Quatrième Partie : Reconnaître : soigner et juger.



Outre les deux textes traités au début de cette note, le rappel que « Les violences conjugales ne sont pas réductibles à un conflit de couple qu’il s’agirait de reléguer à la sphère privée et à l’intime de l’espace domestique », le silence, la culpabilité et la honte comme entraves à la parole, les femmes considérées « comme partie prenante du crime », le mariage envisagé comme « réparation » au viol, la justice comme violence, les mots qui tuent…

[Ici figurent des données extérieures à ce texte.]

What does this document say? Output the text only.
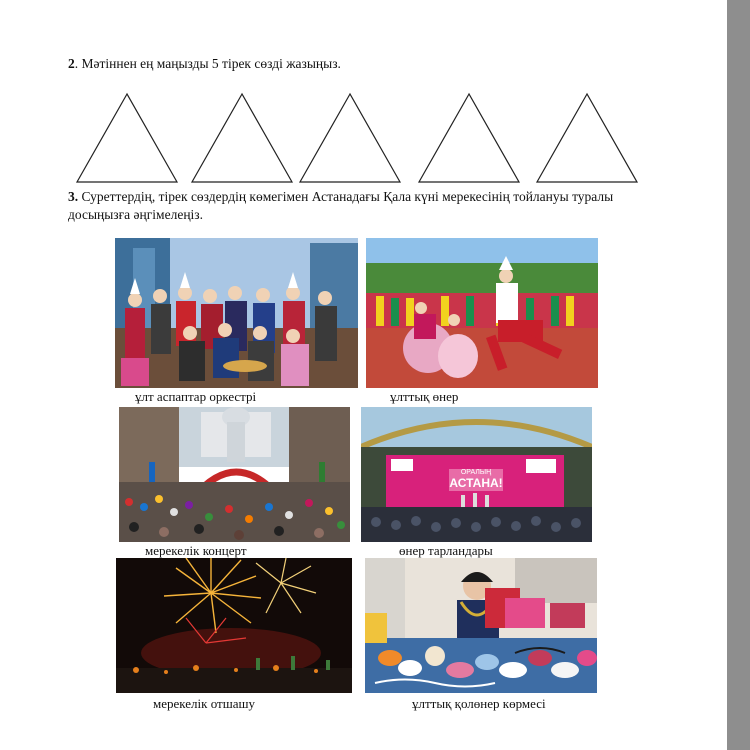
2. Мәтіннен ең маңызды 5 тірек сөзді жазыңыз.
3. Суреттердің, тірек сөздердің көмегімен Астанадағы Қала күні мерекесінің тойлануы туралы досыңызға әңгімелеңіз.
ұлт аспаптар оркестрі	ұлттық өнер
мерекелік концерт
ОРАЛЫҢ
АСТАНА!
өнер тарландары
мерекелік отшашу	ұлттық қолөнер көрмесі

L’utilisation de la notion d’« invariant » ou de « pérenne » pour caractériser les violences sexuelles faites aux femmes me semble très discutable (La violence n’est pas une entité transcendante possédant un sens et des effets universels, titre donné à une note de lecture de l’ouvrage de récent recueil de Jules Falquet : Pax neoliberalia). Parler de variabilité socio-culturelle ne suffit pas pour aborder ces violences. Il convient d’en interroger à chaque fois les bases matérielles, dont les dimensions idéelles. La référence « socio-culturelle » devrait inclure ce qui fait la spécificité des rapports sociaux de sexe (système de genre) dans chaque période historique. De ce point de vue, le travail (dans ses multiples formes pour certaines sociétés où le statut primait et aujourd’hui pour le travail salarié et domestique) effectué par les femmes – son appropriation par le groupe social des hommes et par des hommes individuellement – ne peut-être en dehors de la réflexion sur les violences. Pour le dire autrement, à mes yeux, certains textes souffrent d’un manque de théorie sur les rapports sociaux de sexe (système de genre). J’ajoute que l’historicisation reste parfois insuffisante, il y a peu d’interrogations sur la partialité – masculine pour le dire vite – des sources (une auteure indique même : « Une chose est sûre cependant, la question du « sexe des sources » n’est pas le vrai problème », sans oublier des travers psychologisants…



Au delà de ces remarques critiques, j’indique aussi des expressions contestables, comme la « valence différentielle des sexes » pour ne pas parler de hiérarchie et de domination, le terme « excessif » accolé à violence ou jalousie (Y aurait-il une violence et une jalousie acceptable ?), la notion de « facteurs prédictifs », la non-prise en compte du genre dans les lectures et les spectacles (l’assimilation de la spectatrice au spectateur, de la lectrice au lecteur, me laisse très songeur…), le pouvoir jugé à l’aune de « son usage », le terme consentement pour aborder des violences ou l’exploitation à des fins d’« ascension sociale »…



Quoiqu’il en soit, chacun-e pourra trouver des pistes de réflexions utiles parmi les textes cités ou non. Ce livre concoure bien à la mise en évidence des violences sexuelles et sexuées faites aux femmes… Mais il ne s’agit pas seulement d’histoire ou de social mais bien d’une question politique.